Infatti, nessuna “carne o sangue” può capire e tanto meno accettare la Croce; la nostra natura è ferita dal peccato nel quale siamo stati concepiti: per questo ci atterriscono l’umiliazione, il dolore, la morte e la frustrazione delle nostre idee, dei progetti, degli ideali.
La “carne e il sangue” sfuggono la Croce, perché sono ancora schiave dell’inganno del demonio, il nemico della Croce… Come lo era Pietro, e non si conosceva.
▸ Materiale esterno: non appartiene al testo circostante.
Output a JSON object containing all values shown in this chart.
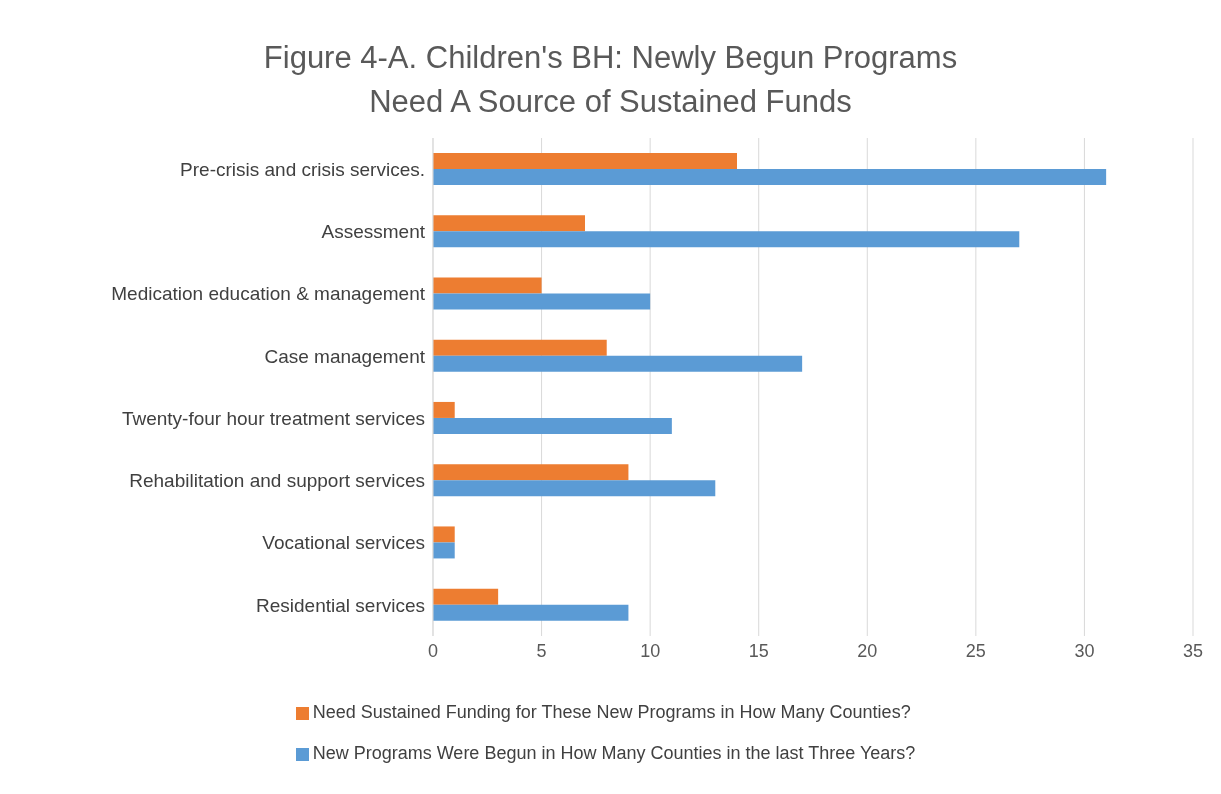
{
  "chart_data": {
    "type": "bar",
    "orientation": "horizontal",
    "title": "Figure 4-A. Children's BH: Newly Begun Programs Need A Source of Sustained Funds",
    "categories": [
      "Pre-crisis and crisis services.",
      "Assessment",
      "Medication education & management",
      "Case management",
      "Twenty-four hour treatment services",
      "Rehabilitation and support services",
      "Vocational services",
      "Residential services"
    ],
    "series": [
      {
        "name": "Need Sustained Funding for These New Programs in How Many Counties?",
        "color": "#ed7d31",
        "values": [
          14,
          7,
          5,
          8,
          1,
          9,
          1,
          3
        ]
      },
      {
        "name": "New Programs Were Begun in How Many Counties in the last Three Years?",
        "color": "#5b9bd5",
        "values": [
          31,
          27,
          10,
          17,
          11,
          13,
          1,
          9
        ]
      }
    ],
    "xlim": [
      0,
      35
    ],
    "xticks": [
      0,
      5,
      10,
      15,
      20,
      25,
      30,
      35
    ],
    "grid": "x",
    "legend": "bottom"
  }
}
Ma nella Liturgia di questa Domenica, di nuovo si compie il mistero dell’Incarnazione, gratuitamente, perché Dio sa che la Legge consegnataci attraverso Mosè non siamo proprio capaci di compierla.
La “luce” che ha vinto le tenebre del peccato risplende su di noi per illuminarci e ridestarci alla verità. La Parola che la Chiesa ci predica “si fa carne” oggi nei sacramenti e nel Popolo Santo di Dio, “per abitare in mezzo a noi” e risuscitarci.
E’ Dio che ci “genera come figli” attraverso il grembo materno della sua Chiesa. Guardiamoci intorno, è tutto un incarnarsi della Parola di Dio! Non c’è una sua promessa andata a vuoto. Non c’è un matrimonio che la sua Parola non abbia ricreato. “Tutto” ha visto la luce in essa, e “tutto” in essa sarà salvata.
Coraggio allora, non “rifiutiamo” più il Signore; siamo “i suoi”, allora “accogliamolo” perché anche il “mondo” che “non lo riconosce” possa imparare a lasciarsi amare da Lui.
Per questo il Natale ci invia a predicare il Vangelo offrendo la nostra carne nella quale il Signore ha preso dimora. Nessun volere umano salverà chi ci è accanto, ma il potere del “Verbo che viene a mettere la sua tenda” in mezzo ai peccatori.
Non abbiamo più bisogno di immaginare o sognare le nostre parole d’amore diventare realtà. Lo sono già in Cristo! Basta solo annunciarle a tutti, e le vedremo farsi carne in questa generazione, perché “dalla sua pienezza tutti abbiamo ricevuto grazia su grazia”.

APPROFONDIMENTI



αποφθεγμα Apoftegma




Impara, perché per questo Cristo è nella carne:
perché bisognava che questa nostra carne maledetta fosse santificata;
debole fosse fortificata;
lontana fosse riconciliata con Dio;
caduta dal Paradiso fosse fatta risalire in Cielo.